IEEE UK and Ireland SSIT Webinar | Implications of Robotics for Public Policy by Prof Clinton Andrews, Centre for Urban Policy Research, Edward J. Bloustein School of Planning and Public Policy, Rutgers University, USA
IEEE UK and Ireland SSIT Chapter and SSIT IST-Africa SIGHT are cooperating with a number of IEEE OUs to organise this SSIT Lecture as a joint Webinar.
Guest Lecture Focus
Innovations in robotics are now present in many aspects of human endeavour, from robotic vacuum cleaners to autonomous battlefield drone swarms. Alongside the intended effects of these innovations are some emerging, unintended adverse consequences. Legal and political processes exist in part to prevent and mitigate such harms.
This presentation offers a systematic analysis of the emerging routes by which applications of embodied artificial intelligence—robotics—elicit public policy responses.
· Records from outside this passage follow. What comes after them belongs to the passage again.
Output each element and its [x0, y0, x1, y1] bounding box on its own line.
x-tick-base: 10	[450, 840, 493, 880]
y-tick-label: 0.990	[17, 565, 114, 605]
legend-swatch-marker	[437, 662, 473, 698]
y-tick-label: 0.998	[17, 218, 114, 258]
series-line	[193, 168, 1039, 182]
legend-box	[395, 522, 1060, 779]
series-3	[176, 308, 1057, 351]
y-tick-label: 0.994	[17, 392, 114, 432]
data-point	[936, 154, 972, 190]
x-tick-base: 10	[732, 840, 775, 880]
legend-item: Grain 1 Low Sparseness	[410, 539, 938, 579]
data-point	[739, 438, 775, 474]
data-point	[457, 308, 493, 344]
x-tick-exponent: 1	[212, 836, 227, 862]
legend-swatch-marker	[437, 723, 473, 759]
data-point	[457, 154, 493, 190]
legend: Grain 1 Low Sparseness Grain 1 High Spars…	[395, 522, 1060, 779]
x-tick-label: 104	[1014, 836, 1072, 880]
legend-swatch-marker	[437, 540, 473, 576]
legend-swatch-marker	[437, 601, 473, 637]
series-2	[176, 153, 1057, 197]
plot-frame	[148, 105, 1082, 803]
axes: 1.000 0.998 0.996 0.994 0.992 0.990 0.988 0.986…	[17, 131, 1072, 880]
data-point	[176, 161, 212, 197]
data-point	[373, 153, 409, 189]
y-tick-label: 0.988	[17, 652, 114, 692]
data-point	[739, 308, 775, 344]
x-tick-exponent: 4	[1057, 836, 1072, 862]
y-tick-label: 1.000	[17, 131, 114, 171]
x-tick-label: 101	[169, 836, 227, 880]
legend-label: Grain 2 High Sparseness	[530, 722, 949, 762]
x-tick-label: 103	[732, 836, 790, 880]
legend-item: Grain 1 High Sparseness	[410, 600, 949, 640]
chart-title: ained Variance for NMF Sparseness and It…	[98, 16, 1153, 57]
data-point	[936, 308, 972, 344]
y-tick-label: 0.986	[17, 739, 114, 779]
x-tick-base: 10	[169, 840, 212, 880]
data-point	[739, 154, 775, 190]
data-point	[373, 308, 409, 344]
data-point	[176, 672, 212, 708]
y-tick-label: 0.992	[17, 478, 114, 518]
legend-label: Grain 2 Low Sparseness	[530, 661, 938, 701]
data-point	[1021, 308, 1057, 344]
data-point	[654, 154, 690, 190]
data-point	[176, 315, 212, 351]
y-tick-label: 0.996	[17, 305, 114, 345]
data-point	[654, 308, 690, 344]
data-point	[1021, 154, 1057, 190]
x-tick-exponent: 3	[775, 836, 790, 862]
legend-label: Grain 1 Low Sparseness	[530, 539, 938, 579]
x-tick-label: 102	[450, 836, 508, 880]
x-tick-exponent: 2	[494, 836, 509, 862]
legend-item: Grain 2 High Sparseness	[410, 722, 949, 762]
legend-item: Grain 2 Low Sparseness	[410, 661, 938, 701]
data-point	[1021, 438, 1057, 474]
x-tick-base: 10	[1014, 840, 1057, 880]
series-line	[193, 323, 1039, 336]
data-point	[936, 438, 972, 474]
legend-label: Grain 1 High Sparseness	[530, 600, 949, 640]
It develops a typology that classifies robotics applications according to how they interact with individual humans, large-scale human populations, and specific physical settings; and whether the robots operate alone, in swarms, or in integrated cyberenvironments. Each case interacts with public policymaking processes in different ways, spanning tort liability law, regulatory codes and standards, and policies for assessing and managing risk. Clear roles emerge for voluntary standards, international collaboration among governance bodies, professionals cross-trained in robotics and public policy, and institutions that effectively anticipate emerging problems.
About the Speaker
Clinton J. Andrews directs the Centre for Urban Policy Research and is a professor and the associate dean for research at the Edward J. Bloustein School of Planning and Public Policy, Rutgers University, USA.
He was educated at Brown University and MIT in engineering and planning, and he worked previously in the private sector and at Princeton University. He performs research on how people use the built environment. His work addresses climate change mitigation and adaptation, and how technological changes affect urban life.
His books include Humble Analysis: The Practice of Joint Fact-finding, Regulating Regional Power Systems, and Industrial Ecology and Global Change. He is a past president of the IEEE Society on Social Implications of Technology.